Segundo Bruno Lage, sócio fundador da Catálise, a mudança alterou o papel da área financeira dentro da empresa. “Ao estruturar o FIDC proprietário, o grupo deixou de tratar o crédito apenas como necessidade operacional e passou a enxergá-lo como uma alavanca de resultado”, afirma. “O que antes era custo financeiro virou fonte de rentabilidade dentro do próprio ecossistema da companhia.”
O movimento ocorre em um momento de expansão dos instrumentos de crédito ligados ao agro no mercado de capitais. Dados da Comissão de Valores Mobiliários (CVM) mostram que o patrimônio líquido dos FIAGRO saltou de R$ 14,7 bilhões em março de 2023 para R$ 44,7 bilhões em março de 2025, crescimento de 204% em dois anos. Dentro desse universo, os fundos estruturados como FIDC, voltados à aquisição de direitos creditórios do setor, representam parcela relevante das novas emissões, indicando um maior amadurecimento financeiro do agronegócio.
Como funciona
O FIDC é um veículo regulado pela CVM que adquire direitos creditórios, como duplicatas, contratos de venda a prazo ou parcelas de financiamento. Ao ceder esses recebíveis ao fundo, a empresa antecipa receitas e obtém liquidez imediata. Em estruturas proprietárias, o fundo é organizado para operar prioritariamente com os créditos do próprio grupo econômico, criando uma espécie de “braço financeiro” interno.
Na prática, o mecanismo altera a dinâmica de financiamento. Em vez de recorrer a bancos comerciais para antecipar recebíveis ou financiar estoques, a empresa passa a utilizar o próprio fluxo de vendas como garantia para captar recursos via fundo. A operação exige administrador, gestor e custodiante habilitados, além de regras claras de governança e política de crédito.

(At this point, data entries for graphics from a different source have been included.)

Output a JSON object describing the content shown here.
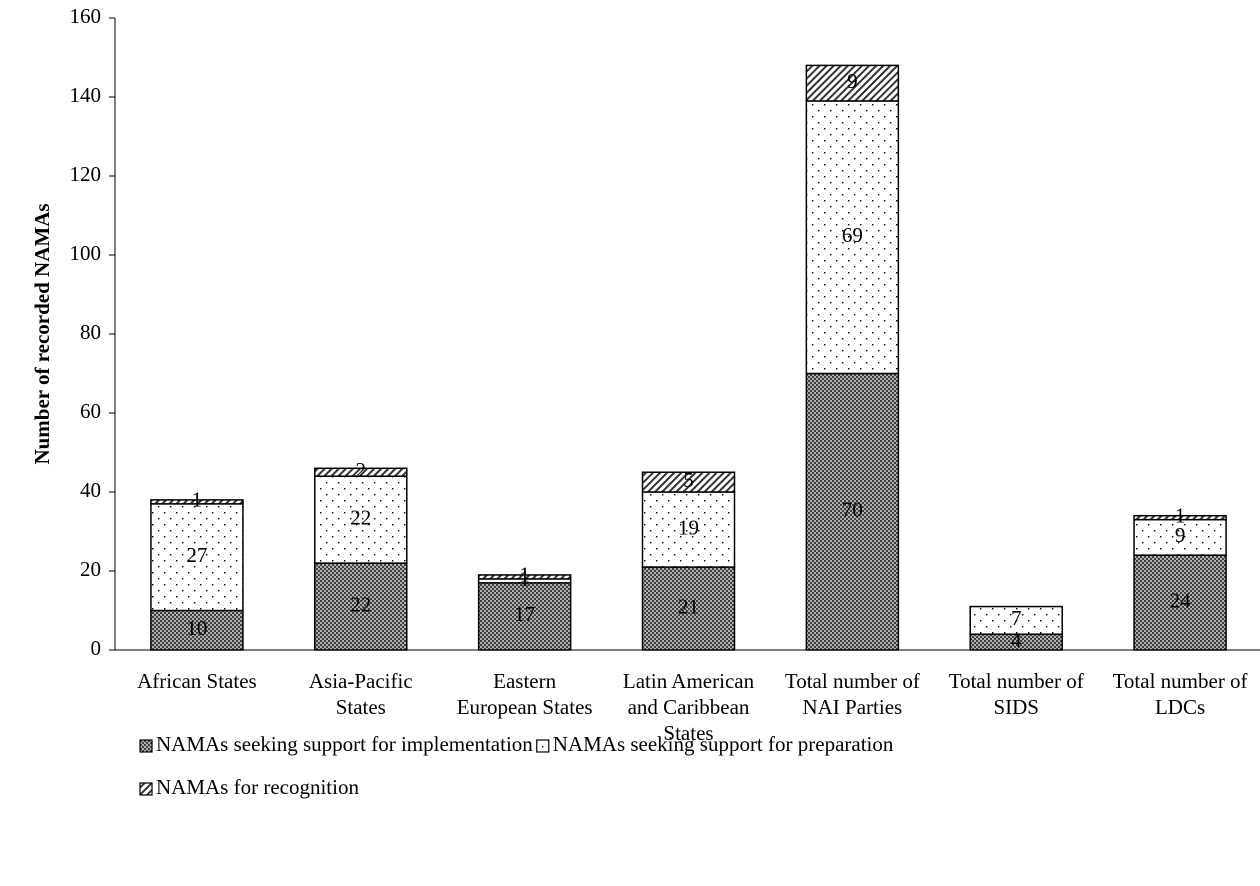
{
  "chart_data": {
    "type": "stacked-bar",
    "y_label": "Number of recorded NAMAs",
    "categories": [
      "African States",
      "Asia-Pacific States",
      "Eastern European States",
      "Latin American and Caribbean States",
      "Total number of NAI Parties",
      "Total number of SIDS",
      "Total number of LDCs"
    ],
    "series": [
      {
        "name": "NAMAs seeking support for implementation",
        "color": "#8c8c8c",
        "pattern": "checker",
        "values": [
          10,
          22,
          17,
          21,
          70,
          4,
          24
        ]
      },
      {
        "name": "NAMAs seeking support for preparation",
        "color": "#ffffff",
        "pattern": "dots",
        "values": [
          27,
          22,
          1,
          19,
          69,
          7,
          9
        ]
      },
      {
        "name": "NAMAs for recognition",
        "color": "#ffffff",
        "pattern": "hatch",
        "values": [
          1,
          2,
          1,
          5,
          9,
          null,
          1
        ]
      }
    ],
    "ylim": [
      0,
      160
    ],
    "yticks": [
      0,
      20,
      40,
      60,
      80,
      100,
      120,
      140,
      160
    ],
    "legend": "bottom"
  }
}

Para empresas do agronegócio, marcadas por forte sazonalidade e necessidade elevada de capital de giro, a previsibilidade de caixa é um dos principais atrativos. “O FIDC permite planejar melhor os ciclos de safra e entressafra. A companhia ganha autonomia para definir suas condições de crédito e reduz exposição a revisões de limite e spreads bancários”, diz Lage.
Expansão
Em 2025, o agronegócio brasileiro reforçou seu papel como motor externo da economia ao combinar expansão comercial e produção recorde. Desde 2023, o país abriu 525 novos mercados, gerando cerca de US$ 4 bilhões em receitas cambiais adicionais, segundo o Ministério da Agricultura e Pecuária. A safra 2024/2025 alcançou 352,2 milhões de toneladas de grãos, alta de 17%, e a produção de carnes bovina, suína e de frango também bateu recorde, garantindo excedentes exportáveis.

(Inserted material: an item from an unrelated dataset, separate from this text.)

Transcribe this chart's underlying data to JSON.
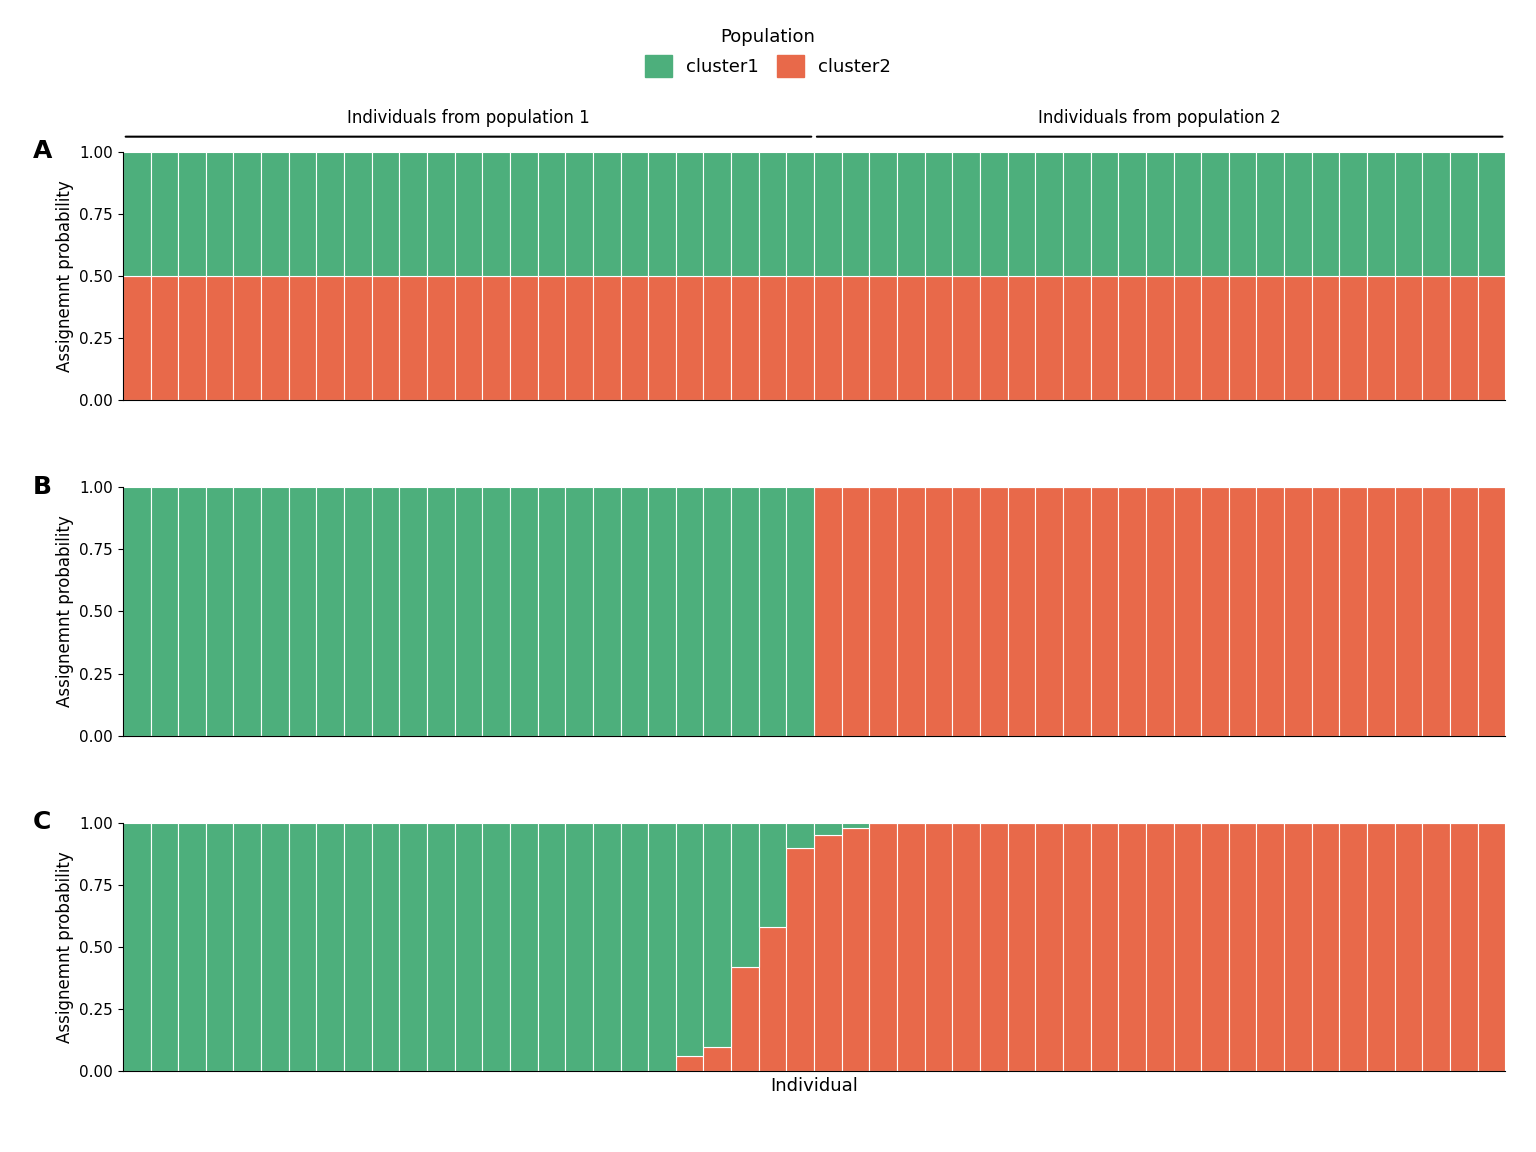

O movimento é acompanhado pelo avanço do mercado de capitais, que já direciona cerca de R$ 1 trilhão ao setor por meio da LCA (Letra de Crédito do Agronegócio), usada por bancos para captar recursos ao financiamento rural, e da CPR (Cédula de Produto Rural), que permite ao produtor antecipar recursos com base na entrega futura da produção.
Nesse contexto, explica Bruno Lage, a tendência é que o uso de FIDCs proprietários se consolide entre empresas de médio e grande porte do setor, especialmente aquelas com volume significativo de vendas a prazo e carteira pulverizada de clientes. “O caso estruturado pela Catálise indica que, quando bem desenhada, a engenharia financeira pode alterar de forma estrutural o resultado operacional”, conclui.